AI hyperscaler CoreWeave’s (CRWV) share price climbed 7.6% today as Nvidia ties and AI data centre scaling potential continue to win over investor confidence. CoreWeave closed today at $96.79, marking a 30.92% growth Year to Date. The company has close ties with AI giant Nvidia and has priority access to its latest and most powerful GPUs.
CoreWeave’s massive backlogs, critical position in the AI data centre pipeline, and client list extending to Microsoft and OpenAI make its prospects better. But experts are also considering overvaluation risks, as investors’ confidence here is primarily driven by the narrative positioning of CoreWeave as the “AI darling” more than company fundamentals.
What does CoreWeave Do?
CoreWeave is primarily an AI cloud service that rents out massive Nvidia GPU clusters. AI companies outsource GPU capacity to run and train big AI models. This demand for computational power keeps rising as more and more industries are adapting to AI. CoreWeave focuses on “bare-metal” GPUs, which render up to 96% efficiency for training LLMs (Large Language Models).

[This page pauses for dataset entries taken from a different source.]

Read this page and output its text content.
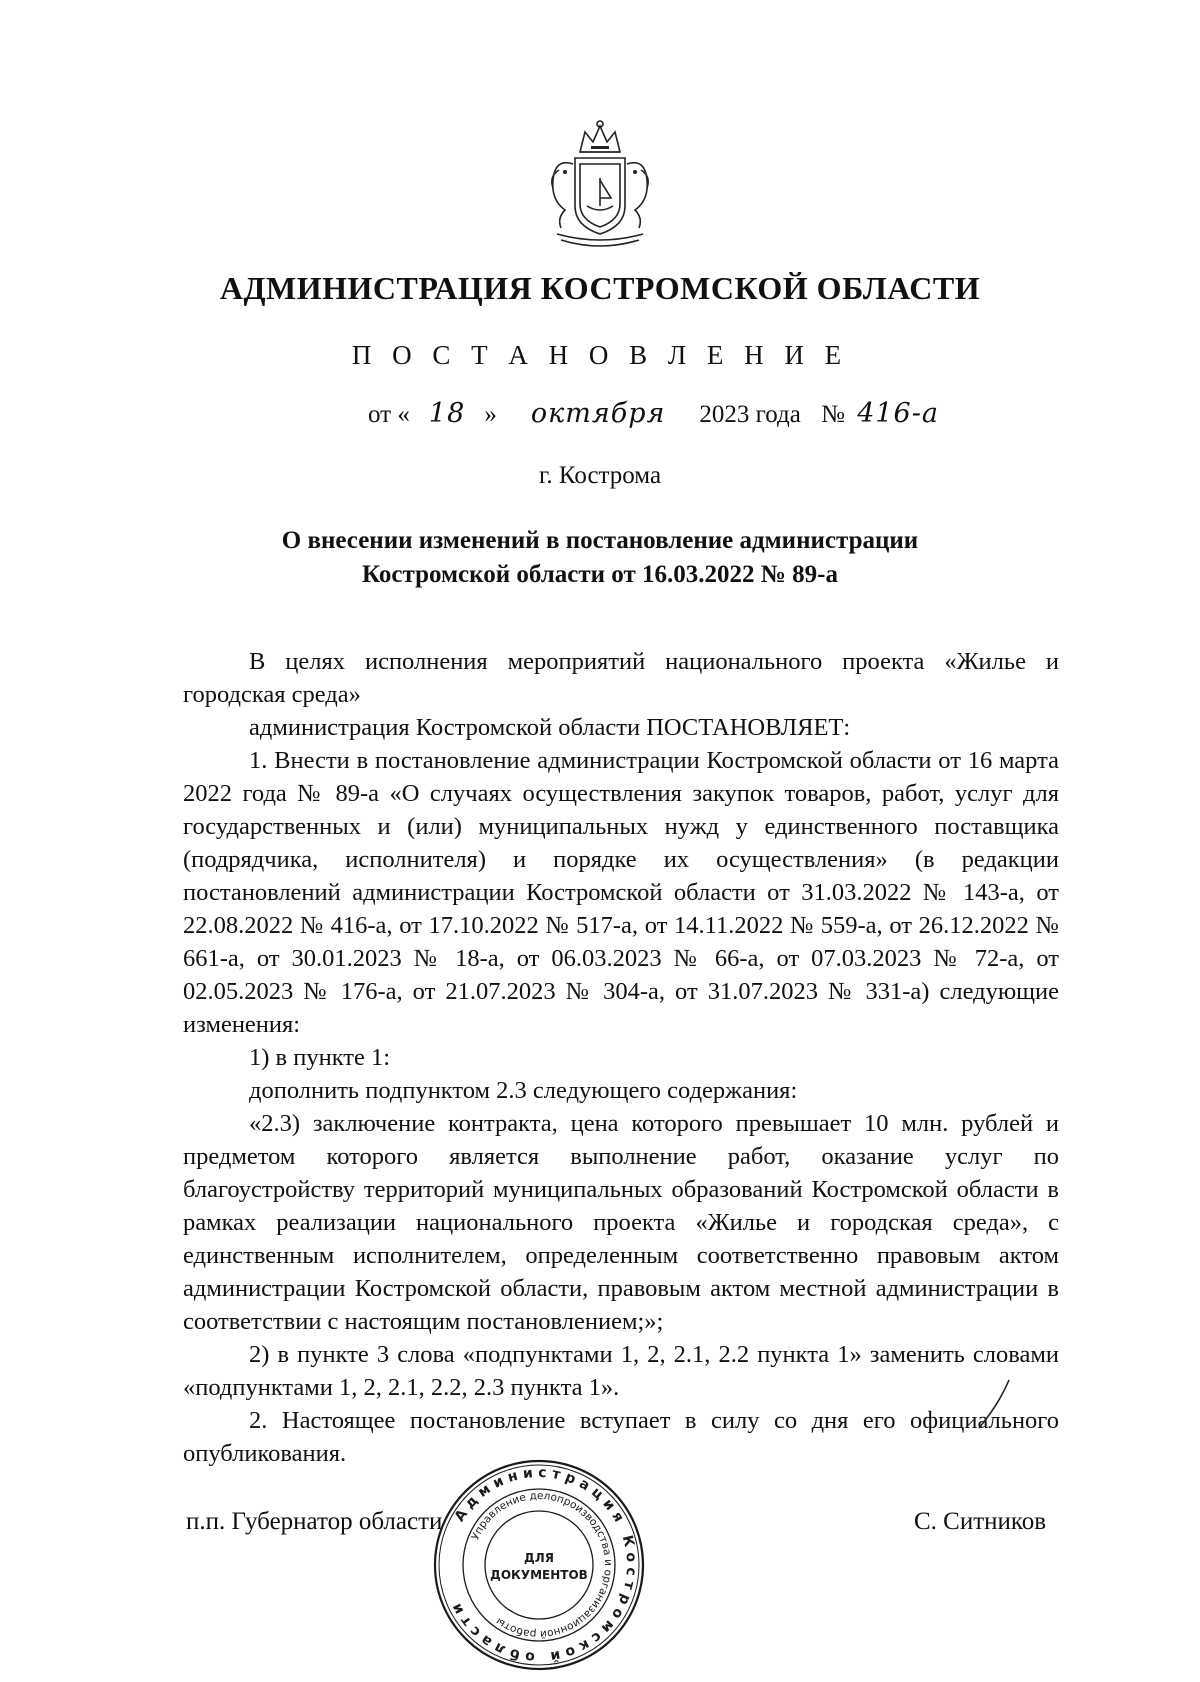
АДМИНИСТРАЦИЯ КОСТРОМСКОЙ ОБЛАСТИ
П О С Т А Н О В Л Е Н И Е
от « 18 » октября 2023 года № 416-а
г. Кострома
О внесении изменений в постановление администрации
Костромской области от 16.03.2022 № 89-а

В целях исполнения мероприятий национального проекта «Жилье и городская среда»

администрация Костромской области ПОСТАНОВЛЯЕТ:

1. Внести в постановление администрации Костромской области от 16 марта 2022 года № 89-а «О случаях осуществления закупок товаров, работ, услуг для государственных и (или) муниципальных нужд у единственного поставщика (подрядчика, исполнителя) и порядке их осуществления» (в редакции постановлений администрации Костромской области от 31.03.2022 № 143-а, от 22.08.2022 № 416-а, от 17.10.2022 № 517-а, от 14.11.2022 № 559-а, от 26.12.2022 № 661-а, от 30.01.2023 № 18-а, от 06.03.2023 № 66-а, от 07.03.2023 № 72-а, от 02.05.2023 № 176-а, от 21.07.2023 № 304-а, от 31.07.2023 № 331-а) следующие изменения:

1) в пункте 1:

дополнить подпунктом 2.3 следующего содержания:

«2.3) заключение контракта, цена которого превышает 10 млн. рублей и предметом которого является выполнение работ, оказание услуг по благоустройству территорий муниципальных образований Костромской области в рамках реализации национального проекта «Жилье и городская среда», с единственным исполнителем, определенным соответственно правовым актом администрации Костромской области, правовым актом местной администрации в соответствии с настоящим постановлением;»;

2) в пункте 3 слова «подпунктами 1, 2, 2.1, 2.2 пункта 1» заменить словами «подпунктами 1, 2, 2.1, 2.2, 2.3 пункта 1».

2. Настоящее постановление вступает в силу со дня его официального опубликования.

п.п. Губернатор области	С. Ситников
Администрация Костромской области
Управление делопроизводства и организационной работы
ДЛЯ
ДОКУМЕНТОВ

In short, Nvidia builds the hardware for the AI boom and data centres like CoreWeave run them. Hence, as much as the AI demand increases, demand for AI hardware will follow through, skyrocketing revenue margins of firms that provide the compute. Traditional clouds like AWS are general-purpose, while CoreWeave is a neocloud that specialize for AI/GPU workload.
Nvidia’s role in CoreWeave’s Rise
NVIDIA is the second biggest stakeholder in CoreWeave with 11.5% stake according to its latest SEC filing. The ties between the two companies became stronger in January 2025 as Nvidia invested $5 billion in CoreWeave. CRWV also has exclusive priority access to Nvidia’s latest Blackwell-series GPUs.

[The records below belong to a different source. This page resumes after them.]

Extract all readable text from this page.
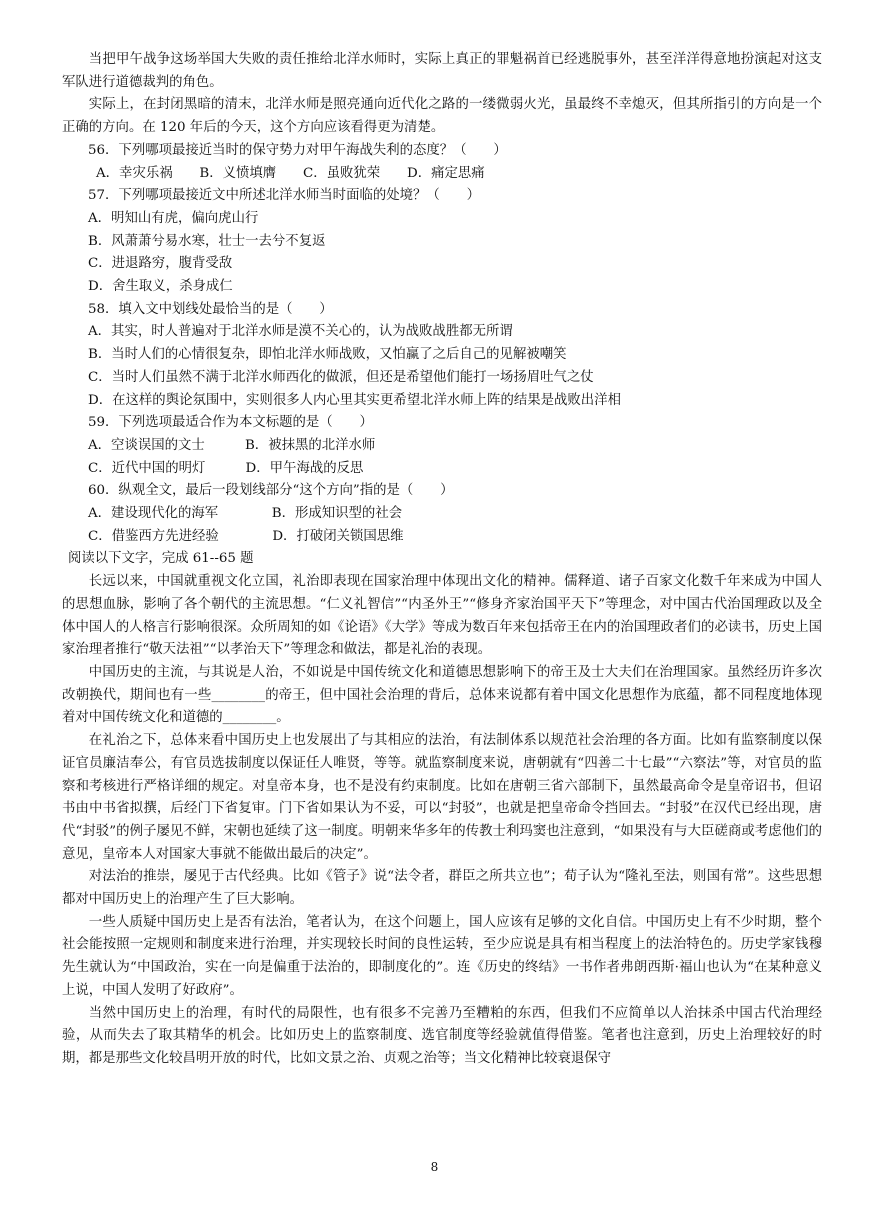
当把甲午战争这场举国大失败的责任推给北洋水师时，实际上真正的罪魁祸首已经逃脱事外，甚至洋洋得意地扮演起对这支军队进行道德裁判的角色。

实际上，在封闭黑暗的清末，北洋水师是照亮通向近代化之路的一缕微弱火光，虽最终不幸熄灭，但其所指引的方向是一个正确的方向。在 120 年后的今天，这个方向应该看得更为清楚。

56．下列哪项最接近当时的保守势力对甲午海战失利的态度？（　　）

A．幸灾乐祸　　B．义愤填膺　　C．虽败犹荣　　D．痛定思痛

57．下列哪项最接近文中所述北洋水师当时面临的处境？（　　）

A．明知山有虎，偏向虎山行

B．风萧萧兮易水寒，壮士一去兮不复返

C．进退路穷，腹背受敌

D．舍生取义，杀身成仁

58．填入文中划线处最恰当的是（　　）

A．其实，时人普遍对于北洋水师是漠不关心的，认为战败战胜都无所谓

B．当时人们的心情很复杂，即怕北洋水师战败，又怕赢了之后自己的见解被嘲笑

C．当时人们虽然不满于北洋水师西化的做派，但还是希望他们能打一场扬眉吐气之仗

D．在这样的舆论氛围中，实则很多人内心里其实更希望北洋水师上阵的结果是战败出洋相

59．下列选项最适合作为本文标题的是（　　）

A．空谈误国的文士　　　B．被抹黑的北洋水师

C．近代中国的明灯　　　D．甲午海战的反思

60．纵观全文，最后一段划线部分“这个方向”指的是（　　）

A．建设现代化的海军　　　　B．形成知识型的社会

C．借鉴西方先进经验　　　　D．打破闭关锁国思维

阅读以下文字，完成 61--65 题

长远以来，中国就重视文化立国，礼治即表现在国家治理中体现出文化的精神。儒释道、诸子百家文化数千年来成为中国人的思想血脉，影响了各个朝代的主流思想。“仁义礼智信”“内圣外王”“修身齐家治国平天下”等理念，对中国古代治国理政以及全体中国人的人格言行影响很深。众所周知的如《论语》《大学》等成为数百年来包括帝王在内的治国理政者们的必读书，历史上国家治理者推行“敬天法祖”“以孝治天下”等理念和做法，都是礼治的表现。

中国历史的主流，与其说是人治，不如说是中国传统文化和道德思想影响下的帝王及士大夫们在治理国家。虽然经历许多次改朝换代，期间也有一些________的帝王，但中国社会治理的背后，总体来说都有着中国文化思想作为底蕴，都不同程度地体现着对中国传统文化和道德的________。

在礼治之下，总体来看中国历史上也发展出了与其相应的法治，有法制体系以规范社会治理的各方面。比如有监察制度以保证官员廉洁奉公，有官员选拔制度以保证任人唯贤，等等。就监察制度来说，唐朝就有“四善二十七最”“六察法”等，对官员的监察和考核进行严格详细的规定。对皇帝本身，也不是没有约束制度。比如在唐朝三省六部制下，虽然最高命令是皇帝诏书，但诏书由中书省拟撰，后经门下省复审。门下省如果认为不妥，可以“封驳”，也就是把皇帝命令挡回去。“封驳”在汉代已经出现，唐代“封驳”的例子屡见不鲜，宋朝也延续了这一制度。明朝来华多年的传教士利玛窦也注意到，“如果没有与大臣磋商或考虑他们的意见，皇帝本人对国家大事就不能做出最后的决定”。

对法治的推崇，屡见于古代经典。比如《管子》说“法令者，群臣之所共立也”；荀子认为“隆礼至法，则国有常”。这些思想都对中国历史上的治理产生了巨大影响。

一些人质疑中国历史上是否有法治，笔者认为，在这个问题上，国人应该有足够的文化自信。中国历史上有不少时期，整个社会能按照一定规则和制度来进行治理，并实现较长时间的良性运转，至少应说是具有相当程度上的法治特色的。历史学家钱穆先生就认为“中国政治，实在一向是偏重于法治的，即制度化的”。连《历史的终结》一书作者弗朗西斯·福山也认为“在某种意义上说，中国人发明了好政府”。

当然中国历史上的治理，有时代的局限性，也有很多不完善乃至糟粕的东西，但我们不应简单以人治抹杀中国古代治理经验，从而失去了取其精华的机会。比如历史上的监察制度、选官制度等经验就值得借鉴。笔者也注意到，历史上治理较好的时期，都是那些文化较昌明开放的时代，比如文景之治、贞观之治等；当文化精神比较衰退保守

8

Moreover, Nvidia has a backstop deal of $6.3B with CoreweWeave, where they will buy back any unused GPU capacity through 2031. This serves as insurance for CoreWeave’s expansion. AI giants like Microsoft, OpenAI, and Meta seek its services as it stands first in line to receive Nvidia’s best GPUs.
Privileged access to Nvidia’s recent GPUs also enables CoreWeave to offer compute at cheaper rates than competitors. More advanced GPUs are power-efficient, implying that they will consume significantly less electricity and need less cooling to provide the same level of compute as older GPUs. This broadens CoreWeaves revenue by several notches.

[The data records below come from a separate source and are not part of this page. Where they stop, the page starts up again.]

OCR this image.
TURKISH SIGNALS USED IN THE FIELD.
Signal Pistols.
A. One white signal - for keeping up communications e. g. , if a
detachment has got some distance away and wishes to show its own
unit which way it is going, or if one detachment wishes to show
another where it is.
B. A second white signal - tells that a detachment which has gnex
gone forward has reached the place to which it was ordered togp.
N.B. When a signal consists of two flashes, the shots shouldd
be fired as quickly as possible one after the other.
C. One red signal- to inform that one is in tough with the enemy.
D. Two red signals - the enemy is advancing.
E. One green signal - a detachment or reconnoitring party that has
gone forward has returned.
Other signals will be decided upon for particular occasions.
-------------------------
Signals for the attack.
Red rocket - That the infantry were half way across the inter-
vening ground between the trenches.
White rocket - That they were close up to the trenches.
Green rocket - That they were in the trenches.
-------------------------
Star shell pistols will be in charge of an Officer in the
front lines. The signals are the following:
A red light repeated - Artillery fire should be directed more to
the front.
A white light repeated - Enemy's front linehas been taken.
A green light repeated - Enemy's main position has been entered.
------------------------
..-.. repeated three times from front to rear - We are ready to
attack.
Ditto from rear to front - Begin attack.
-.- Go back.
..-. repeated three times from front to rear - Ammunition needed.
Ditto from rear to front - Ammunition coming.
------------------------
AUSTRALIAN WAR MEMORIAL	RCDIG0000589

In short, Nvidia has invested more in CoreWeave than it has in any other cloud provider and is giving them its best GPUs. NVIDIA also agree to buy back any unused GPU capacity through 2031. Hence, the biggest AI hardware provider is overtly choosing CoreWeave over others, skyrocketing its valuation.
Wall Street Consensus on CoreWeave
Wall Street analysts see a 28.65% upside in CoreWeave shares with a target price of $124.52. Keith Weiss from Morgan Stanley only sees an upside of 2.28% with a target price of $99, while Jeffries’s top analyst, Brent Thrill, projects 23.98% upside with a target price of $120. The highest target price goes as high as $180, reflecting significant analyst confidence.